For decades, students, teachers and admission officers have objected to the SAT, but the majority of the academic world dismissed the protesters as “sour grapes” or as members of “less rigorous” institutions. Recently, however, an increasing number of colleges have abandoned traditional reliance on the SAT to adopt a new admission process where SAT scores play little, if any, part.
Despite the SAT’s recent addition of the writing section, and especially in light of the College Board’s scoring errors on the October 2005 test, more schools, academically prestigious or not, are making the SAT optional. While this decision of “testing-optional” is not appropriate for every school, some schools may benefit from the policy.
Currently, the National Center for Fair & Open Testing (FairTest) records over 700 colleges that do not require the SAT. Although many of these colleges have mediocre academic programs at best, 24 of them rank among the top 100 liberal arts colleges as listed by U.S. News, according to Robert A. Schaeffer of FairTest. Of the 24, seven changed their policies within the last 18 months.
The issues at stake — accurate representation of student abilities, diversity in admissions, colleges’ academic integrity and rankings — stir emotions and present ethical difficulties.
Supporters of testing-optional admissions argue that the SAT indicates only a narrow spectrum of a student’s abilities, particularly verbal and math.
“We in colleges and universities must choose our applicants with a less blunt instrument of selection,” said Joanne V. Creighton, president of the Mount Holyoke College, which is concluding an extensive three-year experiment with the testing-optional policy.
Since years of studies show the SAT favors students from wealthier backgrounds over those from lower income and minority backgrounds, supporters believe that by adopting testing-optional admissions, they may increase diversity.
The creator of the SAT, Carl Brigham, eventually rejected the test himself, saying it was “one of the most glorious fallacies in the history of science. … The test scores very definitely are a composite including schooling, family background, familiarity with English and everything else, relevant and irrelevant.”

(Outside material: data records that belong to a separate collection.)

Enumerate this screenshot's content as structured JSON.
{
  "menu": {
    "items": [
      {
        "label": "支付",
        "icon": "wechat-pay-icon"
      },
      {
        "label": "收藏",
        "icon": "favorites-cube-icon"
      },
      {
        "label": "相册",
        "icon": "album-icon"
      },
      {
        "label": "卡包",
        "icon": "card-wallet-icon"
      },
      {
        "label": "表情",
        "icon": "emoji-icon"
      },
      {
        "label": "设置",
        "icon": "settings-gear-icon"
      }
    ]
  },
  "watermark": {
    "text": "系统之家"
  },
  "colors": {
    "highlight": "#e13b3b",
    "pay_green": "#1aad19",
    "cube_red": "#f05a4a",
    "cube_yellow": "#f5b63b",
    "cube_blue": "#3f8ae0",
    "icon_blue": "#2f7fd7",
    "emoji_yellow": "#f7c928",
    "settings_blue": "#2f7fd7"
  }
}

Schools who have used testing-optional policies for some years report that diversity of applicants has increased as predicted. At Drew University, 54 black students will matriculate this fall, a dramatic increase from the 12 who did last year. Many of these schools also report that students who did not submit SAT scores are doing equally well as student who submitted scores.
The opposing camp argues that SAT scores act as an important standard of student ability, since grades and level of challenge of coursework vary from school to school.
After trying testing-optional admissions during the 1990s, Lafayette College has since returned to a mandatory policy. Barry McCartney, dean of enrollment services at Lafayette, said that the SAT does not turn students into numbers, since admissions officers place more or less emphasis on an individual’s SAT score based on other aspects of the student’s profile, like family background and recommendation letters. One of McCartney’s major concerns with testing-optional admissions is that it leads to inaccurate reports of average SAT scores, since only those students with high scores would submit them.
Colin S. Driver, president of Reed College, shares this concern, saying that schools who drop mandatory SATs want to increase rank and prestige by artificially inflating average scores rather than improving the admission process.
“I sometimes think I should write a handbook for college admission officials titled ‘How to Play the U.S. News & World Report Ranking Game, and Win!’ I would devote the first chapter to a tactic called ‘SAT optional,’” Driver said.
While colleges should not purposefully misrepresent scores, the concern over testing-optional’s effect on rank is insignificant compared with effects on fairness, applicant number and diversity.
Research by colleges such as Mount Holyoke provides valuable information about the effects of mandatory versus optional SAT reporting, which other schools should note. Yet each school must decide which method will create the best student body possible; whether an optional SAT will increase much-needed diversity, or a mandatory SAT will maintain a standard of achievement. The SAT is not an uncontrollable, fate-determining monster, but a tool to be used, or not, at the discretion of each college admission board.
Katie Vick is a junior in the College of Arts and Science.